Rocky Surprenant est comptable, père de famille, heureux en ménage et totalement à la dérive. Il s’enfonce dans une routine étouffante, torturante à laquelle il cherche une échappatoire dans des jeux vidéo. Conscient de détruire peu à peu tout ce à quoi il tient, il est incapable de rompre avec la spirale infernale dans laquelle il perd pied peu à peu au rythme obsédant d’une toute petite phrase “Nevada est mort”. Jusqu’au jour où Jésus, son peu fréquentable ami d’enfance, refait surface…

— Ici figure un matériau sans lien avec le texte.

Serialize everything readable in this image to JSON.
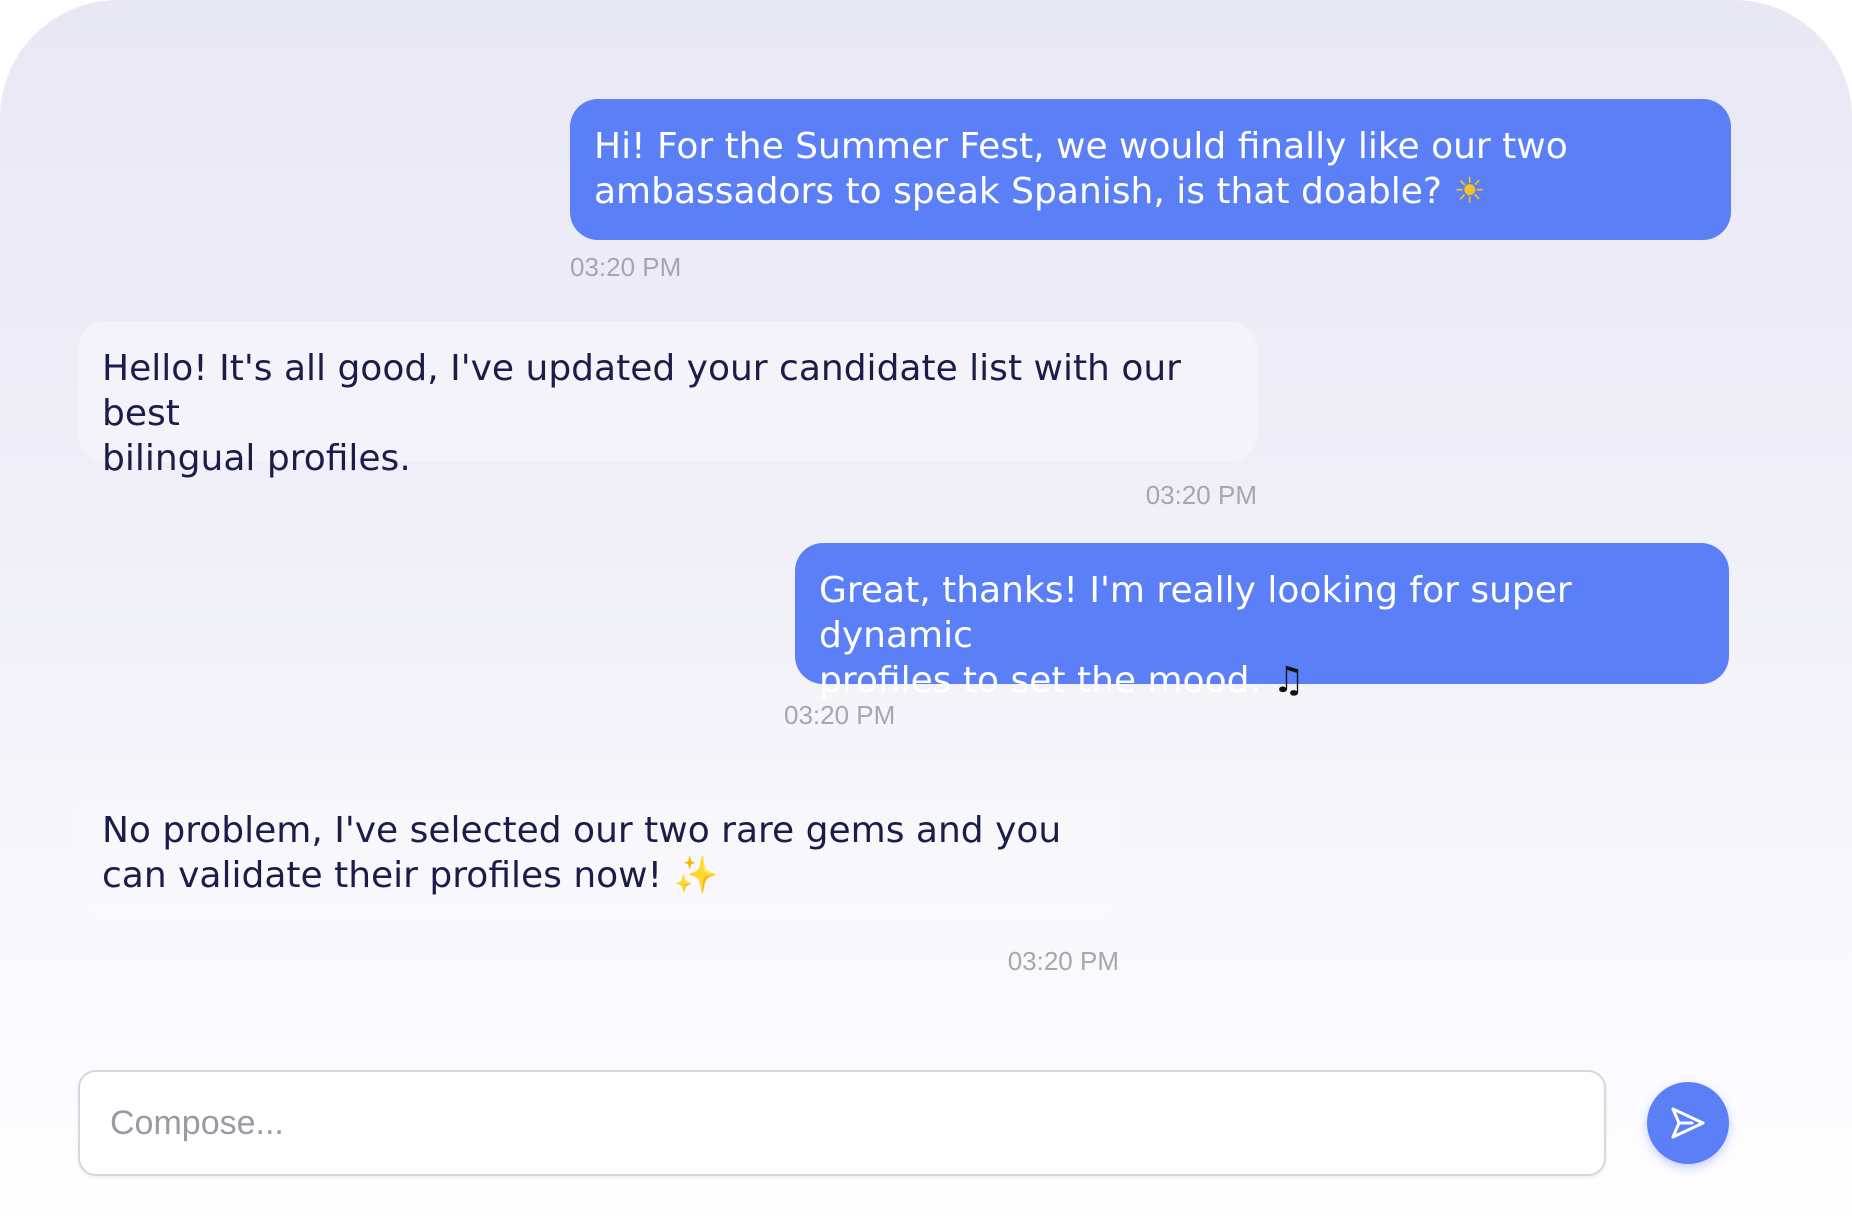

J’ai lu à plusieurs reprises qu’il s’agissait d’un livre humoristique j’avoue que cela me surprend un peu, certes le style est plutôt enjoué mais l’humour de la langue ne fait que rendre la souffrance de cet homme plus sensible, plus déchirante. Nevada est mort explore les effets du deuil et de la souffrance sur l’esprit, plongées dans le passé, perte d’emprise sur le réel, sensation d’impuissance, bouleversements des valeurs et des repères de toute une vie. A tâtons Rocky cherche à retrouver le fil de sa vie et pour ce faire, se laisse entrainer dans un road movie entre cauchemar et dérision. La forme est surprenante au départ, mais très vite j’ai été happée par l’intensité de cette histoire foisonnante à la fois enlevée et déchirante. Un beau roman !

 

Nevada est mort – Yves Trottier – 2010 – Hurtubise

PS : Un grand merci à Karine pour cette belle découverte

PPS : je sais ce roman n’était pas dans mon programme mais c’est que je l’ai lu depuis mon retour (je sais, je suis incorrigible my bad !)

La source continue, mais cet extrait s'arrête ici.